It’s hard to remember a time before “google” was a verb—before the company launched in January 1996 as a research project by Larry Page and Sergey Brin, PhD students at Stanford University.
Fast forward to February 2016, and Google parent Alphabet became the world’s most valuable publicly traded company.
Alphabet owns Nest and Google Fiber, venture capital arms GV (formerly Google Ventures) and Google Capital, as well as projects like self-driving car pilots, the Calico health initiative, and other speculative projects, aka “moonshots.”
But at its core, search results, YouTube, and advertising remain the key drivers in the brand’s growth, while Gmail has crossed the 1 billion monthly active users mark. Programmatic video impressions doubled over past year with 60 percent generated from mobile devices, and Google’s ad revenue increased nearly 17 percent to $19.08 billion, while paid clicks rose 31 percent.
“Google began 2015 as a giant advertising company connected to a collection of intriguing science projects,” Analyst Conor Dougherty told the New York Times. “Alphabet ended the year as a collection of intriguing science projects connected to a highly profitable advertising business.”

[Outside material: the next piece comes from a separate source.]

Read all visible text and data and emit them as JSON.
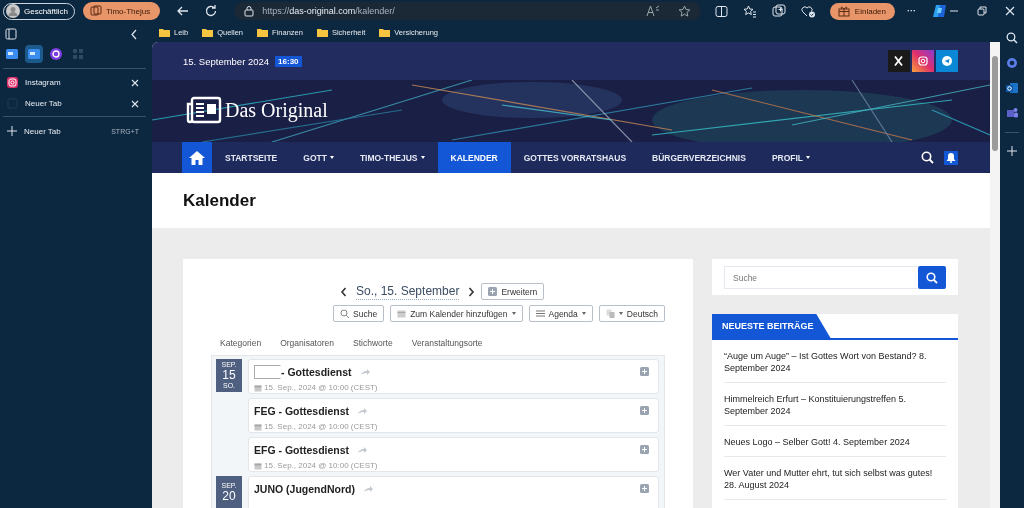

In May, CEO Sundar Pichai joined colleagues at Google I/O 2016 in Mountain View, California, to deliver a message: machine learning and AI have the potential to change everything. Combined, they will both power and connect search, visual, and voice recognition into a seamless experience.
Its latest product releases reflect that message:
Google Home is a wireless speaker that connects users to Google Now, is compatible with Chromecast, and enables voice access to Google from your living room or smartphone. Google Home lets users “ask anything they want.”
Google Assistant, the next generation of search, is a mash-up of voice search and Google Now, supporting “conversational understanding” to make search more natural and better support voice searches. “It’s not enough to give them links,” said Pichai. “We really need to help them get things done in the real world. This is why we’re evolving search to be more assistive.”
Google Allo is a messaging app with Google Assistant built in that lets users change text size, gives smart replies as Google’s mail app “Inbox” does, anticipates users’ responses, generates suggestions, and recognizes images people send.
Google Duo is Google’s companion app for Allo that adds video calling, and is the only mobile-first, mobile-only video calling app for Android and iOS that lets users see the incoming video call feed before answering, switches seamlessly between cellular and Wi-Fi connections, and adjusts video and audio in real-time based on when available bandwidth increases or decreases.
Google Daydream is an optimized virtual reality platform that aims to standardize the mobile-based VR experience. Launched two years after Cardboard, Daydream has designs for a new controller with fewer buttons, a touchpad, and tracking sensors for orientation.
Android Wear 2.0’s first product is a Levi’s Commuter Trucker jacket designed with Google’s Jacquard technology, enabling cyclists to wirelessly access their phone and mobile apps to adjust volume, silence a call or get an estimated ETA on their destination.
“It’s a complete shift from making electronics and attaching them to things to actually creating materials which are interactive by their definition,” said Google’s Project Jacquard lead, Ivan Poupyrev.
Google’s name is a play on the word “googol,” a mathematical term for the number represented by the numeral 1 followed by 100 zeros. With their goal of organizing an infinite amount of data online, the number of new ventures and forms this mission can take is seeming just as numerous.